Als Reaktion auf die gestiegene Nachfrage nach Reisen zwischen Deutschland und Polen haben die Deutsche Bahn und der polnische Bahnbetreiber PKP Intercity die Erweiterung ihrer Zugverbindungen zwischen den beiden Ländern bekannt gegeben. Ab dem Fahrplanwechsel im Dezember 2025 werden zwei neue Nachtzugverbindungen zwischen Berlin und Städten in Polen bis an die ukrainische Grenze angeboten. Darüber berichtet SoFrankfurt unter Berufung auf rbb24.de.
Ab Dezember 2025 können Fahrgäste nun auf 17 direkte Verbindungen zugreifen, anstelle der bisher 11 bestehenden. Besonders hervorzuheben sind neue Züge, die Leipzig, Breslau und Krakau miteinander verbinden. Reisende aus München, Nürnberg oder Frankfurt am Main können ihre Reisezeit nach Südpolen um bis zu zwei Stunden verkürzen.

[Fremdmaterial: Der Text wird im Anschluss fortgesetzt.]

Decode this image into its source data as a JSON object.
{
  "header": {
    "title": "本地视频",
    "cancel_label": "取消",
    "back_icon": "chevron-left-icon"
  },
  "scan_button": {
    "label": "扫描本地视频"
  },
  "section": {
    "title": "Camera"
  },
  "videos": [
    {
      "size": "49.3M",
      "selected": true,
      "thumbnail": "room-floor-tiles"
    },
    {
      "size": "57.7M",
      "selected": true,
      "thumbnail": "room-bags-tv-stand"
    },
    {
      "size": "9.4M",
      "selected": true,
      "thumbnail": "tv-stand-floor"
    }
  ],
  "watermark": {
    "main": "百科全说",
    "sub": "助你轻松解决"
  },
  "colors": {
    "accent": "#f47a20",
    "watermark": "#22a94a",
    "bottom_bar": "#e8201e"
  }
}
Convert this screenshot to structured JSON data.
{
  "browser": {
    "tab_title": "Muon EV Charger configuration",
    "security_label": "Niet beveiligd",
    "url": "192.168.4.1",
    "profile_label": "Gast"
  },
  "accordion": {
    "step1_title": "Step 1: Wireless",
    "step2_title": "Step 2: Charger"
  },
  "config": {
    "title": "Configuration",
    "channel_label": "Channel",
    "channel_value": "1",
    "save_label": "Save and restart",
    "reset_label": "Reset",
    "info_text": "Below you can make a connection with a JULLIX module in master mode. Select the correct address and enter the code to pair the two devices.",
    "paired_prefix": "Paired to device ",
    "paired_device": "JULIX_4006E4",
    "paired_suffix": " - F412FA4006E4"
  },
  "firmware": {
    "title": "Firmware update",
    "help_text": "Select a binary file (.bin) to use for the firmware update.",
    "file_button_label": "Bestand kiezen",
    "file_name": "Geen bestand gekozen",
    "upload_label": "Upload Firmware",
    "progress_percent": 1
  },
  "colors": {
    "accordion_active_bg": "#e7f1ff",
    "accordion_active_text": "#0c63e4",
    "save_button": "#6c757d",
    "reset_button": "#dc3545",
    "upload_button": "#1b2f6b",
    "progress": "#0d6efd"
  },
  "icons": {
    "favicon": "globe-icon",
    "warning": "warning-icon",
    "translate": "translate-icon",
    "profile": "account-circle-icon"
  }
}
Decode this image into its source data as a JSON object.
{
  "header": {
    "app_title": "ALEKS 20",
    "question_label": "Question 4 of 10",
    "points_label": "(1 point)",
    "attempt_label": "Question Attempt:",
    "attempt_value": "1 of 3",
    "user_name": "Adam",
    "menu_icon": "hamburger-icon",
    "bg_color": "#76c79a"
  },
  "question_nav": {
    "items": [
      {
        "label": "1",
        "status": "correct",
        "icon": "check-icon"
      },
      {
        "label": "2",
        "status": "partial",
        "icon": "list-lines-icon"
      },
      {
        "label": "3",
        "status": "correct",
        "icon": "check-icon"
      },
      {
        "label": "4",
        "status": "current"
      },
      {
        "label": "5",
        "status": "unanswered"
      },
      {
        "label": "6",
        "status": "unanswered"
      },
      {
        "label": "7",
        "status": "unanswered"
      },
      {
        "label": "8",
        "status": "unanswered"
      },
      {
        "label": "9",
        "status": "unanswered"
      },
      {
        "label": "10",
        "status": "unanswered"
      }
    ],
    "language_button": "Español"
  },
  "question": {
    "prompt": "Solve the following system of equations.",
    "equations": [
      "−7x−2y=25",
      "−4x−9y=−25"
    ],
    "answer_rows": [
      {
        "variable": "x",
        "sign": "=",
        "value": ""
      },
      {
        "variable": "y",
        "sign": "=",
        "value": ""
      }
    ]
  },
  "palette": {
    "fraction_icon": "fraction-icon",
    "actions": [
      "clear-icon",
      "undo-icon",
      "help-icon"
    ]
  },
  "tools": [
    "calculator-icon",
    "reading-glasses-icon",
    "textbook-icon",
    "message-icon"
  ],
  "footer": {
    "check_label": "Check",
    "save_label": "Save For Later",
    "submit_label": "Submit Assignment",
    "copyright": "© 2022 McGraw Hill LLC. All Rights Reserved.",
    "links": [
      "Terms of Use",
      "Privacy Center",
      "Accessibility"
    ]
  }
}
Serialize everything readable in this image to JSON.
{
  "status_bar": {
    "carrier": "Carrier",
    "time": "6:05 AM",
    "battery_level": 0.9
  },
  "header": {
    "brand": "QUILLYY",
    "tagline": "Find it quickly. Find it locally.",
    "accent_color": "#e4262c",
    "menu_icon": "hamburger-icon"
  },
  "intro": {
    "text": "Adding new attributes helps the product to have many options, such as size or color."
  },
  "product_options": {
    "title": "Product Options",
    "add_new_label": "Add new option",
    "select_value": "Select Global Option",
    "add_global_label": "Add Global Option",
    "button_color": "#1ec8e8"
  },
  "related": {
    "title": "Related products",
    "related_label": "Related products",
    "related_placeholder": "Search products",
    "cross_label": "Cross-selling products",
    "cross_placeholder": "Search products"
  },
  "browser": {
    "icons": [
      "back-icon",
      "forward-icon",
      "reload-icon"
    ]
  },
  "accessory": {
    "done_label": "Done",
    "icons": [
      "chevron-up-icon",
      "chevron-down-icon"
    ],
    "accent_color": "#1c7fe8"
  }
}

Die Deutsche Bahn und die polnische Staatsbahn PKP Intercity reagieren damit auf die zunehmende Nachfrage nach Bahnreisen, auch aufgrund des Anstiegs von Touristen, Geschäftsreisenden und Flüchtlingen aus der Ukraine. Es wird erwartet, dass die neuen Verbindungen den Verkehr zwischen Polen und Deutschland deutlich erleichtern werden, insbesondere für Reisende in die westlichen und südlichen Regionen Polens.
Ein besonderes Merkmal der neuen Verbindungen ist die Einführung zusätzlicher Nachtzüge. Ab sofort können Fahrgäste Nachtzüge nutzen, die Berlin mit Przemyśl an der polnisch-ukrainischen Grenze verbinden, sowie mit Chełm über Łódź und Warschau. Dies wird eine direkte Verbindung zwischen wichtigen polnischen Grenzstädten und den großen deutschen Verkehrsknotenpunkten herstellen und die Zugänglichkeit für Reisende aus der Ukraine und anderen osteuropäischen Ländern erheblich verbessern.
Es wird auch berichtet, dass die bestehende Nachtzugverbindung zwischen München und Warschau erweitert wird: Die Züge erhalten zusätzliche Wagen, die über Krakau und Przemyśl verkehren werden. Dies verbessert die Reiseoptionen für Fahrgäste aus Westdeutschland und verkürzt die Reisezeit durch Polen.
Angesichts der geopolitischen Entwicklungen und der zunehmenden Mobilität in Europa, insbesondere im Kontext des Ukraine-Konflikts, wächst der Bedarf an verbesserten Transportverbindungen, die schnelle und sichere Reisen zwischen den europäischen Ländern gewährleisten. Die Deutsche Bahn und PKP Intercity arbeiten aktiv daran, diesen Anforderungen gerecht zu werden, indem sie neue, komfortablere Reiseoptionen anbieten.
Zusätzlich zu den Nachtzügen ist für Mai 2026 die Einführung einer direkten Verbindung zwischen Prag, Berlin und Kopenhagen geplant, die Reisen von Mitteleuropa nach Skandinavien noch komfortabler und schneller machen soll. Auch eine zusätzliche tägliche Verbindung zwischen Warschau und Berlin wird eingeführt, die die Zahl der Zugpaare auf sieben pro zwei Stunden erhöhen wird. Dies wird den Verkehr zwischen den beiden größten Städten Polens und Deutschlands deutlich erleichtern.